Marked variation in atherosclerotic plaque progression between the major epicardial coronary arteries.

A Maxim Bax
Fay Y Lin
Alexander R van Rosendael
Xiaoyue Ma
Yao Lu
Inge J van den Hoogen
Umberto Gianni
Sara W Tantawy
Daniele Andreini
Matthew J Budoff
Filippo Cademartiri
Kavitha Chinnaiyan, Beaumont Health
Jung Hyun Choi
Edoardo Conte
Pedro de Araújo Gonçalves
Ilan Gottlieb
Martin Hadamitzky
Jonathon A Leipsic
Erica Maffei
Gianluca Pontone
Gregg Stone
Sanghoon Shin
Yong-Jin Kim
Byoung Kwon Lee
Eun Ju Chun
Ji Min Sung
Sang-Eun Lee
Daniel S Berman
Jagat Narula
Hyuk-Jae Chang
Leslee J Shaw

Abstract

AIMS: Atherosclerosis develops progressively and worsens over time, yet event risk patterns vary in the left circumflex (LCx), right coronary artery (RCA) and left anterior descending (LAD). The aim of this analysis was to examine varying progressive disease alterations between the three major coronary arteries.

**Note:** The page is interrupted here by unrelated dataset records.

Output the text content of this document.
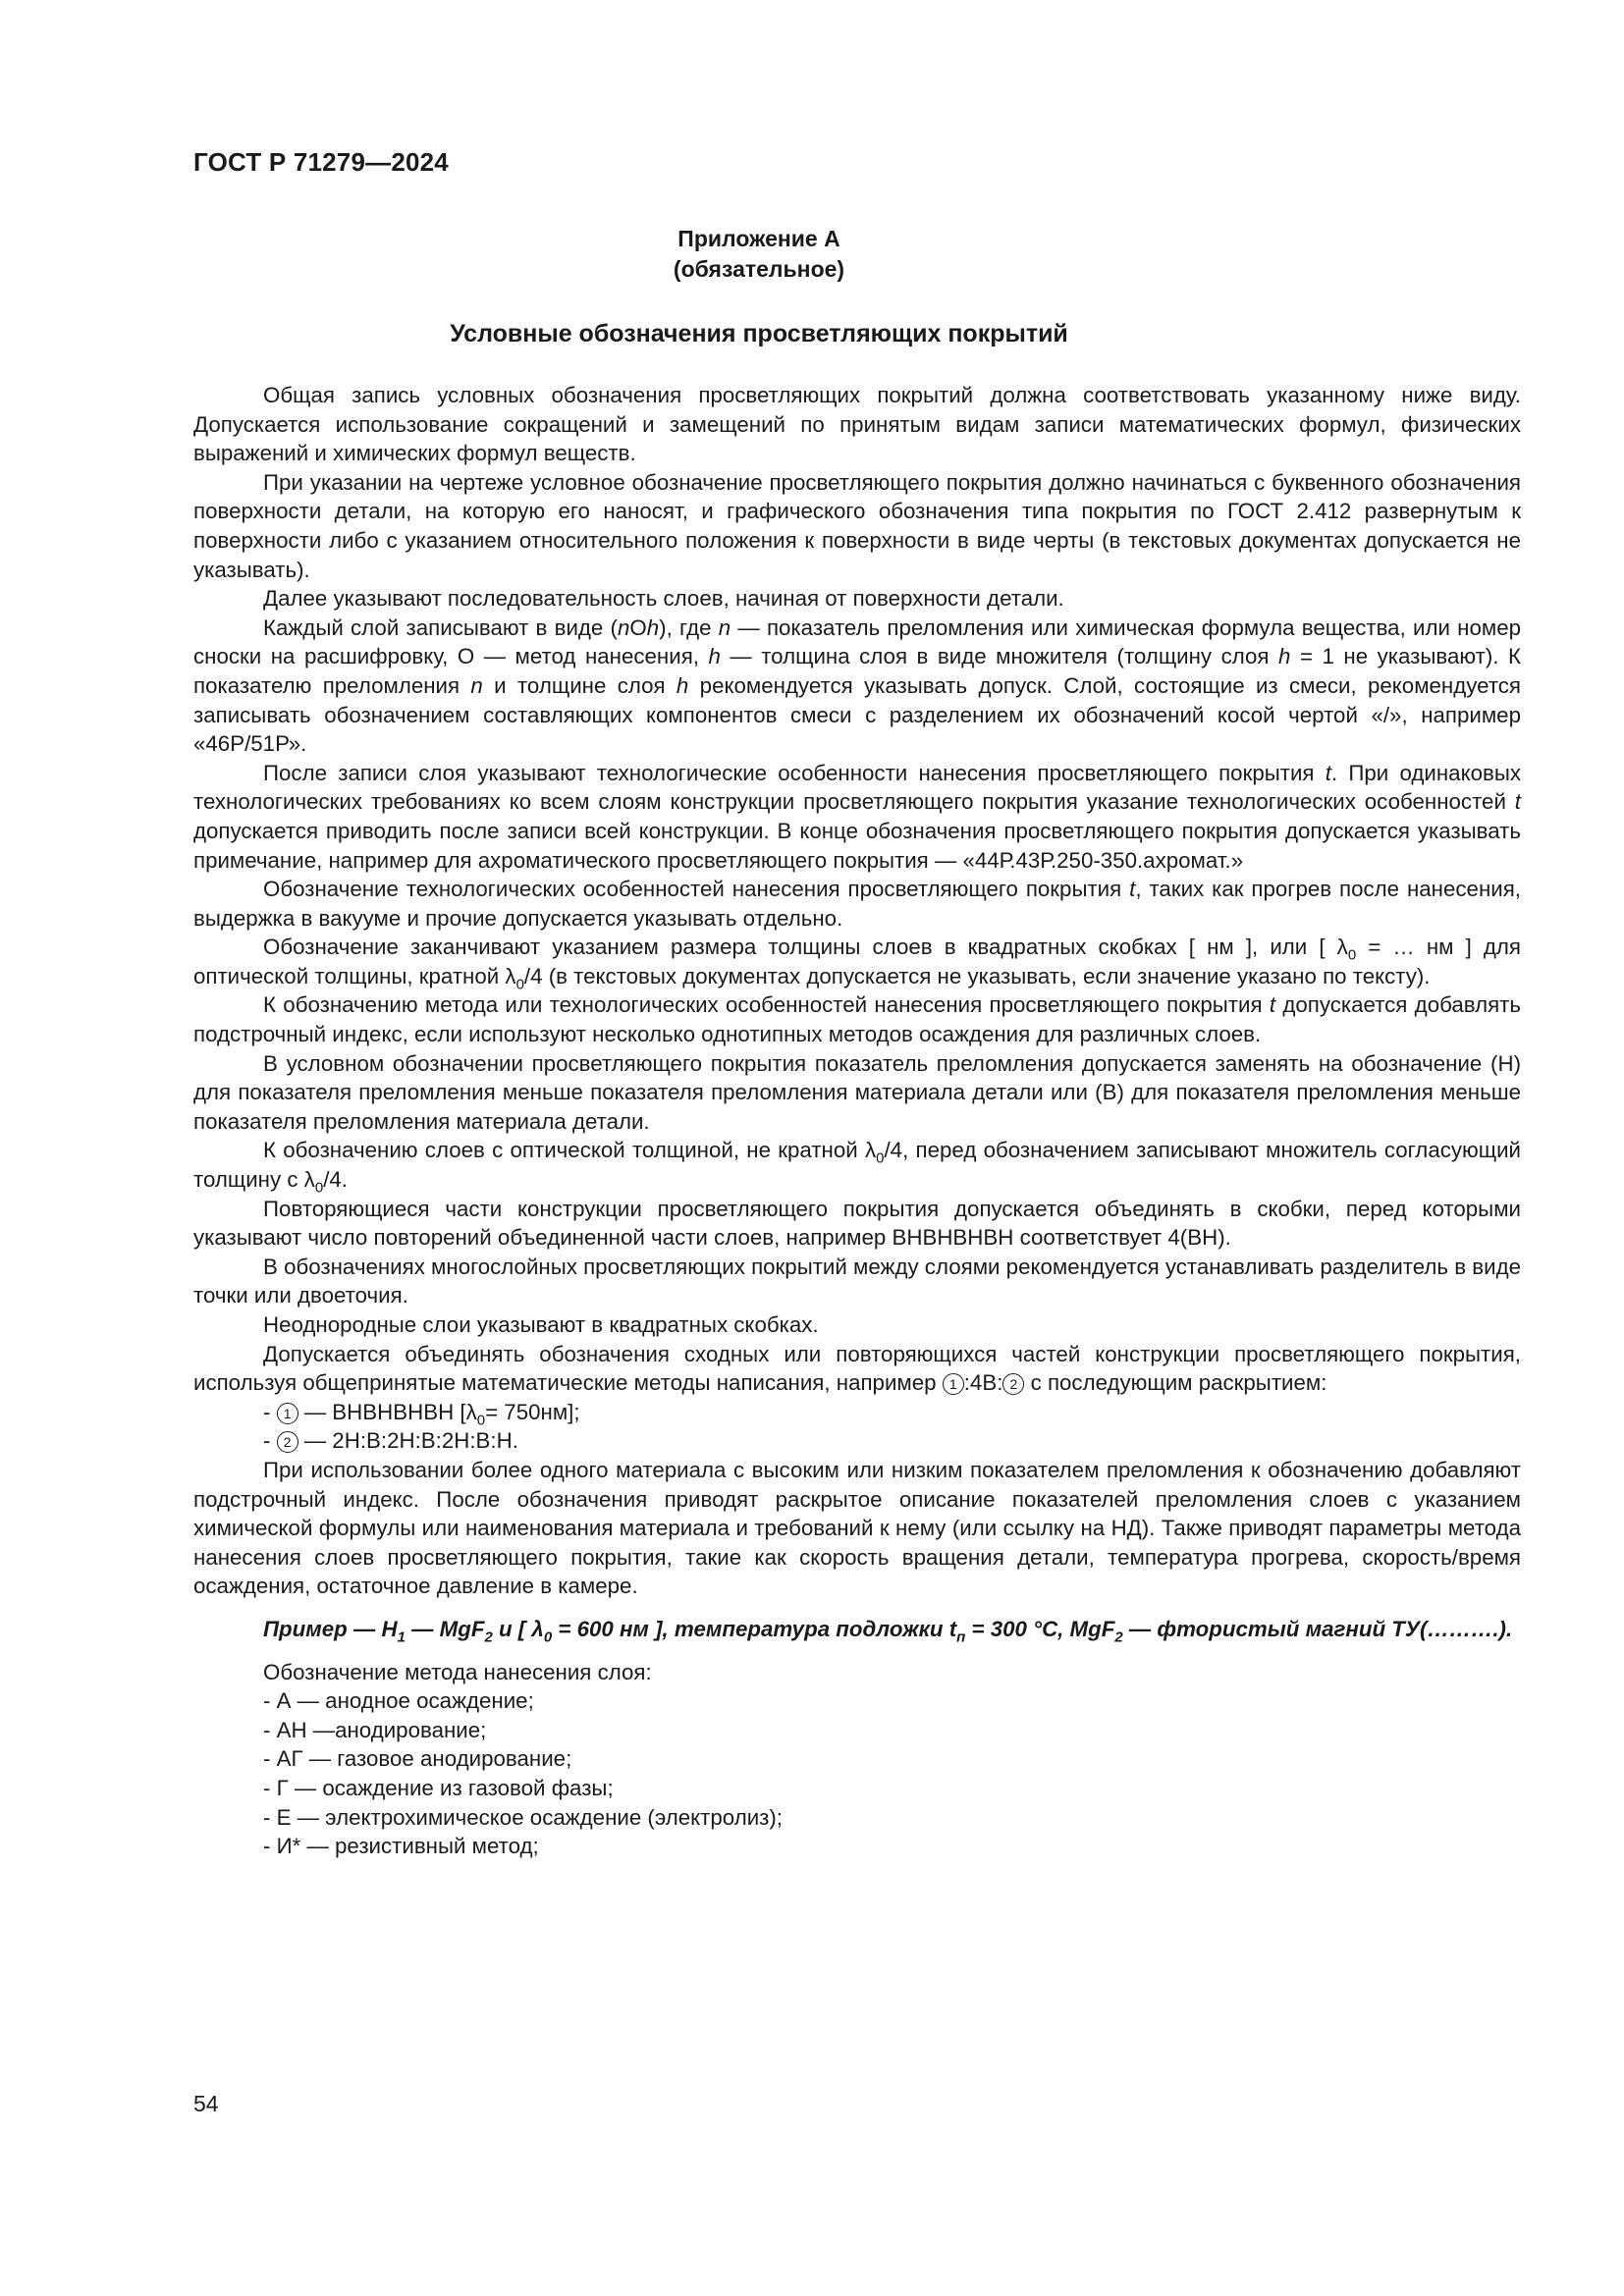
ГОСТ Р 71279—2024
Приложение А
(обязательное)
Условные обозначения просветляющих покрытий

Общая запись условных обозначения просветляющих покрытий должна соответствовать указанному ниже виду. Допускается использование сокращений и замещений по принятым видам записи математических формул, физических выражений и химических формул веществ.

При указании на чертеже условное обозначение просветляющего покрытия должно начинаться с буквенного обозначения поверхности детали, на которую его наносят, и графического обозначения типа покрытия по ГОСТ 2.412 развернутым к поверхности либо с указанием относительного положения к поверхности в виде черты (в текстовых документах допускается не указывать).

Далее указывают последовательность слоев, начиная от поверхности детали.

Каждый слой записывают в виде (nOh), где n — показатель преломления или химическая формула вещества, или номер сноски на расшифровку, O — метод нанесения, h — толщина слоя в виде множителя (толщину слоя h = 1 не указывают). К показателю преломления n и толщине слоя h рекомендуется указывать допуск. Слой, состоящие из смеси, рекомендуется записывать обозначением составляющих компонентов смеси с разделением их обозначений косой чертой «/», например «46Р/51Р».

После записи слоя указывают технологические особенности нанесения просветляющего покрытия t. При одинаковых технологических требованиях ко всем слоям конструкции просветляющего покрытия указание технологических особенностей t допускается приводить после записи всей конструкции. В конце обозначения просветляющего покрытия допускается указывать примечание, например для ахроматического просветляющего покрытия — «44Р.43Р.250-350.ахромат.»

Обозначение технологических особенностей нанесения просветляющего покрытия t, таких как прогрев после нанесения, выдержка в вакууме и прочие допускается указывать отдельно.

Обозначение заканчивают указанием размера толщины слоев в квадратных скобках [ нм ], или [ $\lambda_0$ = … нм ] для оптической толщины, кратной $\lambda_0/4$ (в текстовых документах допускается не указывать, если значение указано по тексту).

К обозначению метода или технологических особенностей нанесения просветляющего покрытия t допускается добавлять подстрочный индекс, если используют несколько однотипных методов осаждения для различных слоев.

В условном обозначении просветляющего покрытия показатель преломления допускается заменять на обозначение (Н) для показателя преломления меньше показателя преломления материала детали или (В) для показателя преломления меньше показателя преломления материала детали.

К обозначению слоев с оптической толщиной, не кратной $\lambda_0/4$, перед обозначением записывают множитель согласующий толщину с $\lambda_0/4$.

Повторяющиеся части конструкции просветляющего покрытия допускается объединять в скобки, перед которыми указывают число повторений объединенной части слоев, например ВНВНВНВН соответствует 4(ВН).

В обозначениях многослойных просветляющих покрытий между слоями рекомендуется устанавливать разделитель в виде точки или двоеточия.

Неоднородные слои указывают в квадратных скобках.

Допускается объединять обозначения сходных или повторяющихся частей конструкции просветляющего покрытия, используя общепринятые математические методы написания, например 1 :4В: 2 с последующим раскрытием:

- 1 — ВНВНВНВН $[\lambda_0= 750нм]$;

- 2 — 2Н:В:2Н:В:2Н:В:Н.

При использовании более одного материала с высоким или низким показателем преломления к обозначению добавляют подстрочный индекс. После обозначения приводят раскрытое описание показателей преломления слоев с указанием химической формулы или наименования материала и требований к нему (или ссылку на НД). Также приводят параметры метода нанесения слоев просветляющего покрытия, такие как скорость вращения детали, температура прогрева, скорость/время осаждения, остаточное давление в камере.

Пример — $H_1$ — MgF$_2$ и [ $\lambda_0 = 600$ нм ], температура подложки $t_п = 300$ °С, MgF$_2$ — фтористый магний ТУ(……….).

Обозначение метода нанесения слоя:

- А — анодное осаждение;

- АН —анодирование;

- АГ — газовое анодирование;

- Г — осаждение из газовой фазы;

- Е — электрохимическое осаждение (электролиз);

- И* — резистивный метод;

54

METHODS AND RESULTS: Patients were included from a prospective, international registry of consecutive patients who underwent serial CCTA at a median interval of 3.3 years. Annual progression of quantitative total and compositional plaque volume were compared between the three coronary arteries (LCx, LAD, and RCA). Other analyses compared stenosis ≥50% and new high-risk plaque (HRP; ≥2 of the following: spotty calcification, positive remodelling, napkin-ring sign, and low-attenuation plaque) on follow-up. Generalized estimating equations and marginal Cox regression models were used to compare progression, with covariate adjustment by the baseline atherosclerotic cardiovascular disease risk score, statin use, and plaque burden. Quantitative plaque measurements were calculated in 1344 patients (age 60 ± 9 years, 57% men). Plaque progression occurred less often in the LCx (41.0%) as compared to the RCA (52.7%) and LAD (77.4%, P < 0.001). Odds for annual plaque burden increase ≥population mean were 1.98- and 1.43-fold as high in the LAD (P < 0.001) and RCA (P < 0.001) as compared to the LCx. Similarly, the LAD was associated with a 2.45 higher risk of progression to obstructive CAD (P < 0.001), as compared to the LCx; with no differences between the RCA and LCx (P = 0.13). New HRP lesions formed least often in the LCx (3.4%), followed by the RCA (8.1%) and most often in the LAD (10.1%; P < 0.001).

CONCLUSIONS: Our findings reveal novel insights into varied patterns of atherosclerotic plaque progression within the LCx as compared to the other epicardial coronary arteries. These varied patterns reflect differing stages in the disease process or differing pathogenic milieu across the coronary arteries.